Oh hell, am I dead again?

That is a curious thought to entertain as a first thing. Have you been dead before?

Cora? Is that you?

I don’t believe so. Who is Cora?

Sam jerked himself upright, and suddenly there was light. He was in his room—not his room of the dungeon, but his room back in Melloram, in the house he had been renting with his parents, before the earthquake. Before Cora. Before the insanity.

It was his room… But not. There was a sense of wrongness about it, and as he tried to focus on what was wrong he found little details around the room shifted as he looked at them. The blanket on his bed went from cream-colored to blue to yellow in the span of as many heartbeats. The walls seemed to expand and contract in time with his breathing. And his desk floated an inch above the ground but seemed perfectly stable.

Oh. I’m dreaming. That made sense. He’d crashed hard, hadn’t he? Next time… Next time he was going to listen to the healers when they warned him of the consequences of indulging in too many amp-up spells.

It is very rude to not answer a question when it is asked of you.

Sam glanced ceilingward. The voice seemed to come from all around, and was unfamiliar in his head.

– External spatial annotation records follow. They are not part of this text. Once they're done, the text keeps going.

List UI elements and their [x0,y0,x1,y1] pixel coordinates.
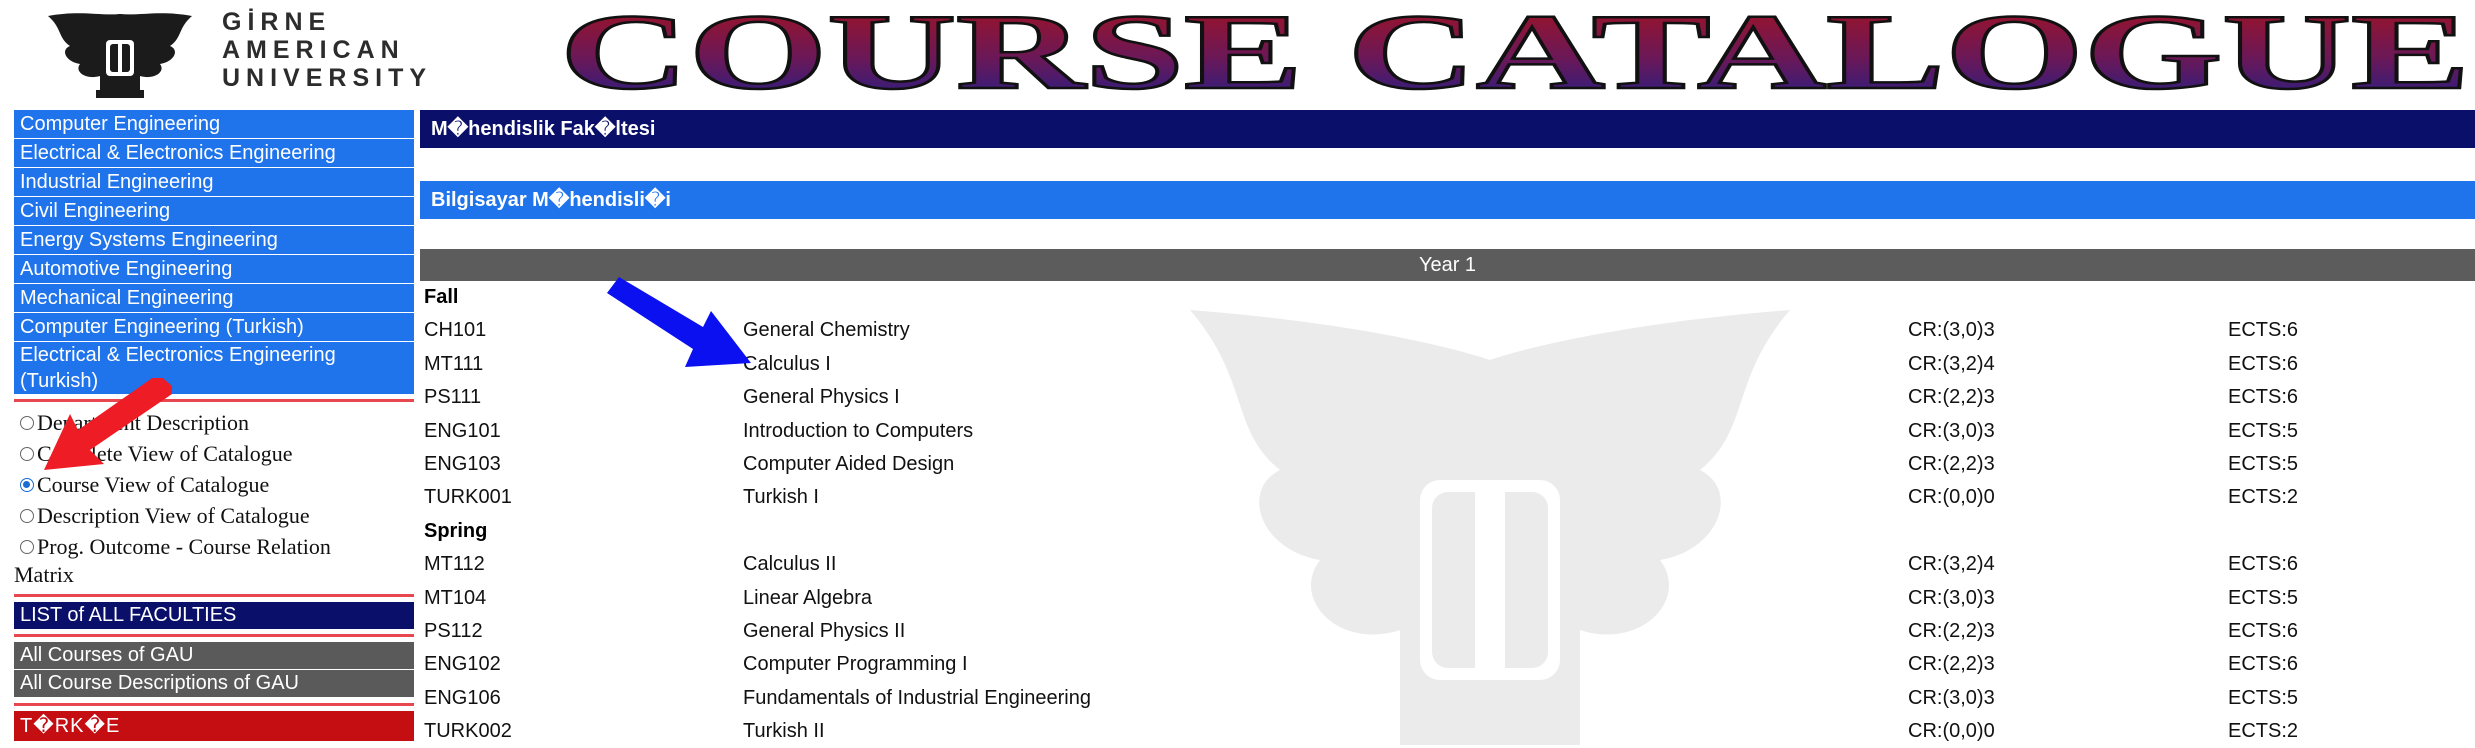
course-code: ENG101 [424,419,501,442]
view-option-label: Prog. Outcome - Course Relation [37,534,331,559]
divider [14,703,414,706]
course-name: Computer Programming I [743,653,968,676]
course-code: ENG102 [424,653,501,676]
course-ects: ECTS:5 [2228,686,2299,709]
course-name: General Physics I [743,386,900,409]
department-list: Computer Engineering Electrical & Electr… [14,110,414,395]
all-courses-link[interactable]: All Courses of GAU [14,642,414,670]
course-credits: CR:(3,0)3 [1908,686,1995,709]
list-all-faculties-link[interactable]: LIST of ALL FACULTIES [14,602,414,629]
radio-checked-icon[interactable] [20,477,34,492]
course-row: TURK001 Turkish I CR:(0,0)0 ECTS:2 [420,481,2475,514]
course-name: Introduction to Computers [743,419,974,442]
course-credits: CR:(3,0)3 [1908,319,1995,342]
course-code: MT112 [424,553,485,576]
course-name: General Physics II [743,619,906,642]
course-row: PS112 General Physics II CR:(2,2)3 ECTS:6 [420,615,2475,648]
course-ects: ECTS:2 [2228,720,2299,743]
course-credits: CR:(3,0)3 [1908,586,1995,609]
course-ects: ECTS:6 [2228,653,2299,676]
sidebar-item-industrial-engineering[interactable]: Industrial Engineering [14,168,414,197]
course-name: Calculus I [743,352,831,375]
divider [14,634,414,637]
radio-unchecked-icon[interactable] [20,508,34,523]
view-option-outcome-matrix[interactable]: Prog. Outcome - Course Relation [14,531,414,562]
course-ects: ECTS:6 [2228,319,2299,342]
blue-arrow-icon [607,277,751,367]
course-row: PS111 General Physics I CR:(2,2)3 ECTS:6 [420,381,2475,414]
department-title: Bilgisayar M�hendisli�i [420,181,2475,219]
course-row: ENG101 Introduction to Computers CR:(3,0)3… [420,415,2475,448]
divider [14,594,414,597]
course-credits: CR:(0,0)0 [1908,720,1995,743]
sidebar-item-electrical-electronics-engineering[interactable]: Electrical & Electronics Engineering [14,139,414,168]
course-credits: CR:(3,2)4 [1908,553,1995,576]
course-catalogue-banner: COURSE CATALOGUE [560,0,2471,100]
course-code: TURK001 [424,486,512,509]
course-code: TURK002 [424,720,512,743]
course-credits: CR:(2,2)3 [1908,619,1995,642]
course-row: TURK002 Turkish II CR:(0,0)0 ECTS:2 [420,715,2475,748]
radio-unchecked-icon[interactable] [20,446,34,461]
catalogue-content: M�hendislik Fak�ltesi Bilgisayar M�hendi… [420,110,2475,281]
course-code: MT111 [424,352,484,375]
course-code: MT104 [424,586,487,609]
university-name-line: AMERICAN [222,36,405,64]
course-ects: ECTS:5 [2228,419,2299,442]
course-name: Turkish II [743,720,825,743]
semester-heading: Spring [424,519,488,542]
course-row: ENG106 Fundamentals of Industrial Enginee… [420,682,2475,715]
course-row: MT104 Linear Algebra CR:(3,0)3 ECTS:5 [420,582,2475,615]
sidebar-item-energy-systems-engineering[interactable]: Energy Systems Engineering [14,226,414,255]
course-name: Computer Aided Design [743,452,955,475]
course-name: Linear Algebra [743,586,872,609]
page-header: GİRNE AMERICAN UNIVERSITY COURSE CATALOG… [0,0,2475,106]
radio-unchecked-icon[interactable] [20,539,34,554]
course-row: ENG102 Computer Programming I CR:(2,2)3 ECT… [420,648,2475,681]
course-ects: ECTS:5 [2228,586,2299,609]
course-credits: CR:(2,2)3 [1908,452,1995,475]
language-toggle-link[interactable]: T�RK�E [14,711,414,741]
course-name: Calculus II [743,553,837,576]
course-row: ENG103 Computer Aided Design CR:(2,2)3 ECTS… [420,448,2475,481]
course-credits: CR:(3,2)4 [1908,352,1995,375]
course-credits: CR:(2,2)3 [1908,386,1995,409]
banner-title: COURSE CATALOGUE [560,0,2470,100]
view-option-label: Description View of Catalogue [37,503,310,528]
view-option-label-continued: Matrix [14,562,74,587]
course-name: Fundamentals of Industrial Engineering [743,686,1091,709]
red-arrow-icon [44,378,172,470]
course-name: General Chemistry [743,319,910,342]
course-credits: CR:(2,2)3 [1908,653,1995,676]
radio-unchecked-icon[interactable] [20,415,34,430]
course-ects: ECTS:2 [2228,486,2299,509]
sidebar-item-computer-engineering-turkish[interactable]: Computer Engineering (Turkish) [14,313,414,342]
university-name: GİRNE AMERICAN UNIVERSITY [222,8,432,92]
sidebar-item-civil-engineering[interactable]: Civil Engineering [14,197,414,226]
university-name-line: GİRNE [222,8,332,36]
course-name: Turkish I [743,486,819,509]
course-ects: ECTS:6 [2228,386,2299,409]
course-code: PS112 [424,619,483,642]
university-name-line: UNIVERSITY [222,64,433,92]
course-ects: ECTS:6 [2228,619,2299,642]
sidebar-item-mechanical-engineering[interactable]: Mechanical Engineering [14,284,414,313]
course-code: PS111 [424,386,482,409]
course-code: ENG106 [424,686,501,709]
course-credits: CR:(0,0)0 [1908,486,1995,509]
course-code: ENG103 [424,452,501,475]
course-ects: ECTS:5 [2228,452,2299,475]
view-option-description-view[interactable]: Description View of Catalogue [14,500,414,531]
sidebar-item-automotive-engineering[interactable]: Automotive Engineering [14,255,414,284]
course-ects: ECTS:6 [2228,553,2299,576]
sidebar-item-computer-engineering[interactable]: Computer Engineering [14,110,414,139]
course-row: MT112 Calculus II CR:(3,2)4 ECTS:6 [420,548,2475,581]
course-credits: CR:(3,0)3 [1908,419,1995,442]
course-ects: ECTS:6 [2228,352,2299,375]
faculty-title: M�hendislik Fak�ltesi [420,110,2475,148]
eagle-logo-icon [48,13,192,98]
course-code: CH101 [424,319,487,342]
all-course-descriptions-link[interactable]: All Course Descriptions of GAU [14,670,414,698]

It was feminine, but… Harsher. Rougher, than what he’d come to expect from his conversations with Cora and Sally. Was this another figment of his imagination given a voice in this dreamscape?

I’m not answering your question until you answer mine.

The voice sure sounded real… And, as he thought about it, it had a strangely more solid feel to it than the shifting, malleable dreamscape around him.

“Cora is—“ he paused. If the voice was real, who was to say it was friendly or had good intentions towards him?

“A friend,” he finished slowly. “Who are you?”

I am an enemy.

Sam jerked his head back and stared at the ceiling. “What?”

The walls of his room suddenly dissolved, letting in a hot wind from somewhere that stank of sulphur. Harsh red light hammered at his eyes, and he could see flames and strange images leaping and dancing in the distance among jagged spikes of black stone and deep pits.

I am your enemy, Samuel James Tolliver. And I have come for you and for those you command. I give you one chance: Surrender or be crushed.